Czytaj dalej: Titanic photos and letters fetch over $100k at auction
Implications
While it is impossible and unfair to weigh the scale of one disaster against the other on a human level, in a historical context, the Lusitania had much greater ramifications on world events. Stany Zjednoczone nie przystąpiły do I wojny światowej aż do 1917 r., ale strata 128 Amerykanów na Lusitanii odegrała rolę w ostatecznej decyzji o przystąpieniu do wojny.
Plakat rekrutacyjny wkrótce po zatonięciu Lusitanii, nakłaniający Irlandczyków do wstąpienia do irlandzkiego regimentu Armii Brytyjskiej.

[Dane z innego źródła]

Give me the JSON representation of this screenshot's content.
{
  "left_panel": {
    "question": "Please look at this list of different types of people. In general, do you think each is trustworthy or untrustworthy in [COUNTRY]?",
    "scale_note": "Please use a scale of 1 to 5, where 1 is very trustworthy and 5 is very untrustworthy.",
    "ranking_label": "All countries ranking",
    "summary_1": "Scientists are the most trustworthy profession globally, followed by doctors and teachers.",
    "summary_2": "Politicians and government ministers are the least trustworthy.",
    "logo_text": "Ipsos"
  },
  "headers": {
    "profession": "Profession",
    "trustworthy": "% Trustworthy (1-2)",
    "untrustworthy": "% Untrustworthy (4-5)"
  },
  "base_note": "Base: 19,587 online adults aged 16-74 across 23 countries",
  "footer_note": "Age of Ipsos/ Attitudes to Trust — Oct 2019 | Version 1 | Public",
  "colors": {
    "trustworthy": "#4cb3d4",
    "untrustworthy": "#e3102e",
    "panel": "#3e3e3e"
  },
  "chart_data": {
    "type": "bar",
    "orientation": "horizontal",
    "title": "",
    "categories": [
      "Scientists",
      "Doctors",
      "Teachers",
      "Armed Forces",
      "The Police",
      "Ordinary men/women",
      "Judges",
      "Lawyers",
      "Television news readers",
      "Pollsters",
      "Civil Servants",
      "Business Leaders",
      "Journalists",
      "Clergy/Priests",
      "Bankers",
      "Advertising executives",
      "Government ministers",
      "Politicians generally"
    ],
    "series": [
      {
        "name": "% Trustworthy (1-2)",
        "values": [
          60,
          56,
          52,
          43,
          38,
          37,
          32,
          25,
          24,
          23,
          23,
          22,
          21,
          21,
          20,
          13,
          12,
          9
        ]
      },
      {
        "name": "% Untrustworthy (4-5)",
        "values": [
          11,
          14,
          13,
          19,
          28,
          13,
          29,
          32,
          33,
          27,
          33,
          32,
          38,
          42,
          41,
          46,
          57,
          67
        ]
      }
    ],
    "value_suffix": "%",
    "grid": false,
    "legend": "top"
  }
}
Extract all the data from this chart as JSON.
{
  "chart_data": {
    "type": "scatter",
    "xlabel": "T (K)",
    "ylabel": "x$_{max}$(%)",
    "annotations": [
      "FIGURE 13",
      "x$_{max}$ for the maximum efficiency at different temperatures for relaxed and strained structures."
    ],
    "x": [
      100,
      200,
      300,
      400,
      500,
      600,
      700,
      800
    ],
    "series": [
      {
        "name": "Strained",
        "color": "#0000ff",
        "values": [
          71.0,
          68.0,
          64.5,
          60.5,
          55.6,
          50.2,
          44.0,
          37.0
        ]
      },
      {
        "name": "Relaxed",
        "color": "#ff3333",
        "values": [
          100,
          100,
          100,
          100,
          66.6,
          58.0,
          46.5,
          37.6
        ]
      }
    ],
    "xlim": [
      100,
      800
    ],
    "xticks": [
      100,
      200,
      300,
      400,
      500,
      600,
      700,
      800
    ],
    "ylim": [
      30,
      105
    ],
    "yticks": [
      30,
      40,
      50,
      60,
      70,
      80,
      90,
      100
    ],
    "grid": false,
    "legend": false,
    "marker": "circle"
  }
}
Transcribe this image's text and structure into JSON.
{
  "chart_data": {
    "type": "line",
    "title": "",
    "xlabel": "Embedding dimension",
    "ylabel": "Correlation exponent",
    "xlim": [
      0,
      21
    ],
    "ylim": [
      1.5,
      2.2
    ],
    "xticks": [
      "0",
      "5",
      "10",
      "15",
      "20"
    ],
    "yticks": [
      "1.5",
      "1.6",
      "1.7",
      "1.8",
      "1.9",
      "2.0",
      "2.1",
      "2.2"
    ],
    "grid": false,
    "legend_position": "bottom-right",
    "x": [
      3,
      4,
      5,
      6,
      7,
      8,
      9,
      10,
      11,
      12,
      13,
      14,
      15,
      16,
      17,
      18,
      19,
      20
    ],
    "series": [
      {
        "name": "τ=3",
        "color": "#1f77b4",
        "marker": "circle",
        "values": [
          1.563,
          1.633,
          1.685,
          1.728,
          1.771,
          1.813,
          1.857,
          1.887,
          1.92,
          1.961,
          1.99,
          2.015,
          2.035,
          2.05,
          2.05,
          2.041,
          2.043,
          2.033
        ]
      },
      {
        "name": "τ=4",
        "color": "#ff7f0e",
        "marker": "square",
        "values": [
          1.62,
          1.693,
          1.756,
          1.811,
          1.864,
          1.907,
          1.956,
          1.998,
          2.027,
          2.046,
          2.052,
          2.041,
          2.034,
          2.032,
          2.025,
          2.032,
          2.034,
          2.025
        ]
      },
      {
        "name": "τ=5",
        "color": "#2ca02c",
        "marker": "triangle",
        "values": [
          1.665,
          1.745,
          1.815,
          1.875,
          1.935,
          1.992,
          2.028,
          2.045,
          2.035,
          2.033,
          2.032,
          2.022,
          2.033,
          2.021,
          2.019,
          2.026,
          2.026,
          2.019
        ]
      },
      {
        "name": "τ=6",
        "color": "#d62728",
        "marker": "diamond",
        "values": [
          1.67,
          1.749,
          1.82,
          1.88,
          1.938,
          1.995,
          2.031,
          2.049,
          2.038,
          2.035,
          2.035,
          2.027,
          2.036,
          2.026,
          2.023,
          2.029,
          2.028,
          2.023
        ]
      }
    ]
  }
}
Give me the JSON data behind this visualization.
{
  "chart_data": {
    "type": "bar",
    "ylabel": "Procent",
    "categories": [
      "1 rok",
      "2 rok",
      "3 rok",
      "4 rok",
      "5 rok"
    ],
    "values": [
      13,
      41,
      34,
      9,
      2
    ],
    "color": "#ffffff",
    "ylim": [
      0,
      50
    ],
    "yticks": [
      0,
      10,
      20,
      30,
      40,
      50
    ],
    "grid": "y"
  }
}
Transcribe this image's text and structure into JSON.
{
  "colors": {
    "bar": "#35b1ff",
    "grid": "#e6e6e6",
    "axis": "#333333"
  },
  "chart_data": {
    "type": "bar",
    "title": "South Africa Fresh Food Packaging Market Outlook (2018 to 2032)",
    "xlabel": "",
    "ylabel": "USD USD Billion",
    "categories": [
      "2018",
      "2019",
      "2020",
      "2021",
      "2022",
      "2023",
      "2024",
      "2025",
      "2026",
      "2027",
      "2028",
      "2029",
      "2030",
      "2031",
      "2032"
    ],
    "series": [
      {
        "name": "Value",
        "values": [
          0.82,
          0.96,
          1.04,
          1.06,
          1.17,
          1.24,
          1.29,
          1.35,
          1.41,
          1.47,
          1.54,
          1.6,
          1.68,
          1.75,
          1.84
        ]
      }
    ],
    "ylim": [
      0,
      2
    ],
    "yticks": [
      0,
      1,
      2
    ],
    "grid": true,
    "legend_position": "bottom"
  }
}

Gdy nadszedł czas, aby Stany Zjednoczone przyłączyły się do bitwy, niektóre plakaty rekrutacyjne wzywały Amerykanów do „Pamiętania o Lusitanii!”. Lub, jak zauważył The New Yorker w 2002 roku, „Jeden plakat po prostu pokazał kobietę zanurzoną w niebiesko-zielonej wodzie z dzieckiem zaciśniętym w ramionach, nad pojedynczym krwistoczerwonym słowem 'Enlist.'”
Amerykański plakat rekrutacyjny odnoszący się do Lusitanii.
Tragedia Titanica była aż nazbyt ludzkim połączeniem brawury i porażki, tragedii i bohaterstwa.
Lusitania, z jej pełną historią wciąż nieznaną, pozostawia miejsce na coś o wiele bardziej złowrogiego niż pycha czy nieostrożność.